With supply-and-demand economics present, even in a downward sloping economy, professional practices are giving more attention to the quality of benefits offered to employees and partners/owners. Most all firms now provide a 401(k) or similar retirement plan, offer medical insurance, and pay for association dues. Continuing education, dental insurance, flexible spending accounts, and long-term disability are also popular. More than a third (39 percent) of firms provide full medical insurance, paying 100 of employees’ premiums. Partners and owners have additional perquisites that are common, including automobiles and additional insurance.
The Future
Some professional practices have inadvertently created traps in their cultures during these years of prosperity, creating incentives to spend money freely rather than investing in their future. Now scrutiny of operations, finance, and professional services are being brought into focus. Moreover, talent spotting with commensurate salaries that reward higher performance and penalize mediocrity will be increasingly important. We will see a variety of behaviors on the part of design firms in these uncertain times: Some will rush to retreat, others will take a strategic turn. Some will create sustained, superior performance year after year in spite of weakening economic outlook. Today’s leading practices are poised for further creativity — even while facing the discordant new music.
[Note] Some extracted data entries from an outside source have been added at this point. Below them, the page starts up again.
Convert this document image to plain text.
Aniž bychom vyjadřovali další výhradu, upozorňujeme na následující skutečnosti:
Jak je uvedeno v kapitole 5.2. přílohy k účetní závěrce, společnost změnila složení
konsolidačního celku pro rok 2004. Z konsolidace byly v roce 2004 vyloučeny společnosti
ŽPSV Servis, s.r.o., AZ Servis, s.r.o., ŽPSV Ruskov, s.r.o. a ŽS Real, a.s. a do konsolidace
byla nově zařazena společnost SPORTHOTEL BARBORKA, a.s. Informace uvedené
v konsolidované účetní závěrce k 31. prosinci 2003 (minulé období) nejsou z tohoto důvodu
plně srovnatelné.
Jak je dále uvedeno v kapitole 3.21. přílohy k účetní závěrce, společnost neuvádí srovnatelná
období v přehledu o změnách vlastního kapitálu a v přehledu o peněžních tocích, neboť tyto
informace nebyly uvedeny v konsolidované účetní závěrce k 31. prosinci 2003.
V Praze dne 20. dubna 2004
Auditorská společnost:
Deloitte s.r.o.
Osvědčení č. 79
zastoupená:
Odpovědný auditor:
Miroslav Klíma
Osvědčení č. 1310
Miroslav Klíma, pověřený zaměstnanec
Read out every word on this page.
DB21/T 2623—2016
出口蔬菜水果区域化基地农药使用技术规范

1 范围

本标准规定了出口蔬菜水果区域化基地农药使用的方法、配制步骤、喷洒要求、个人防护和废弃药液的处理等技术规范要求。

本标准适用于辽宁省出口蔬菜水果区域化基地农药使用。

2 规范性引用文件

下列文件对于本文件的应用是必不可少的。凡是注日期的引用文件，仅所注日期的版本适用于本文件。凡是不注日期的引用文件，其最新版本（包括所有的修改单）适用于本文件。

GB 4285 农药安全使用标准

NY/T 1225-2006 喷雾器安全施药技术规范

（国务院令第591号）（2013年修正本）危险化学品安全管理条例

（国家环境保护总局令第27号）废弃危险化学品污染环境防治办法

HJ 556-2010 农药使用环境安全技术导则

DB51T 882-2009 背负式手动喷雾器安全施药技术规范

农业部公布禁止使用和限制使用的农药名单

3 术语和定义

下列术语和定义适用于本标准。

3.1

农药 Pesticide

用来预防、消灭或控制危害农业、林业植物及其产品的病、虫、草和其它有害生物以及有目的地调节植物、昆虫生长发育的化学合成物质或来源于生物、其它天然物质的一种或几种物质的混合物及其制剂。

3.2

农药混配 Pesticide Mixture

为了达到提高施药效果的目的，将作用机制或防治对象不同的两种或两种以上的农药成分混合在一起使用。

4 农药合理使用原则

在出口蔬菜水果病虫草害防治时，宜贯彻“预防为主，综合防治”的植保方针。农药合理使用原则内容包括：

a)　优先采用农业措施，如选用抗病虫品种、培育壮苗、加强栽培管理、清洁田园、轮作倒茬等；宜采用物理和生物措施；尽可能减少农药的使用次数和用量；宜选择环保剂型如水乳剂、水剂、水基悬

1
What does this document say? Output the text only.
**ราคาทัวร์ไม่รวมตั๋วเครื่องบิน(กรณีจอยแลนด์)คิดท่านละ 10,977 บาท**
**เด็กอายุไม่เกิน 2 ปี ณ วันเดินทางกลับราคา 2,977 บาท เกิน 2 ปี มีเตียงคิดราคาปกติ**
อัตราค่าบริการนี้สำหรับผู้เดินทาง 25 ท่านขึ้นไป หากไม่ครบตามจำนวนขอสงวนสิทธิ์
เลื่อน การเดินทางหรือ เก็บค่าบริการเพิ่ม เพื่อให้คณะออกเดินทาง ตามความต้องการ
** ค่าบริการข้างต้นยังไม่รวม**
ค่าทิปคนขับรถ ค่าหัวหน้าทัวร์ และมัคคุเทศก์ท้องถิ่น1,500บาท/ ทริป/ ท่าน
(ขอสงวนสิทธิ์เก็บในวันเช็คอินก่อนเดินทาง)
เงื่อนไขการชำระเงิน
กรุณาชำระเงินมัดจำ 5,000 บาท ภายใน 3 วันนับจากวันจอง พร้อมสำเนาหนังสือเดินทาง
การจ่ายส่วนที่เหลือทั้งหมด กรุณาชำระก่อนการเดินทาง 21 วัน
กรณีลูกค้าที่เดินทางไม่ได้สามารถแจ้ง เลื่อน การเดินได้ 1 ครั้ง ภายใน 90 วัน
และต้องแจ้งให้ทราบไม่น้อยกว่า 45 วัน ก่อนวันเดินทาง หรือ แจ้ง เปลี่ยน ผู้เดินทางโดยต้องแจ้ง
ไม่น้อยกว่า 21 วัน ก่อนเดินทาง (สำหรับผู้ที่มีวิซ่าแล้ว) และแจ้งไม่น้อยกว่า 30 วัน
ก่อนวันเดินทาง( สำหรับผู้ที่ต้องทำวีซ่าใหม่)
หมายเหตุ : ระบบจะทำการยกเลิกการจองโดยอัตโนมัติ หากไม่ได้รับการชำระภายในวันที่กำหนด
Some practices will languish, will be the victims, and will be stuck in the traditional ways of doing business. They will not understand that savvy compensation systems, management, and administration can make a huge difference during times of change. Times ahead will evidence disruptive change that will challenge conventions. We’ll also see a decoupling of the categorical professions that will further separate leaders from laggards. Increasingly, firms are recognizing that some professionals are worth more and that is why they are being compensated better for their achievement. In the face of a recession, these people will be the ones creating market value and having growing influence on the environment and the quality of life. Creativity and innovation will be rewarded financially, and the demand for high-end design services will boost professional fees and outperform North American market conditions.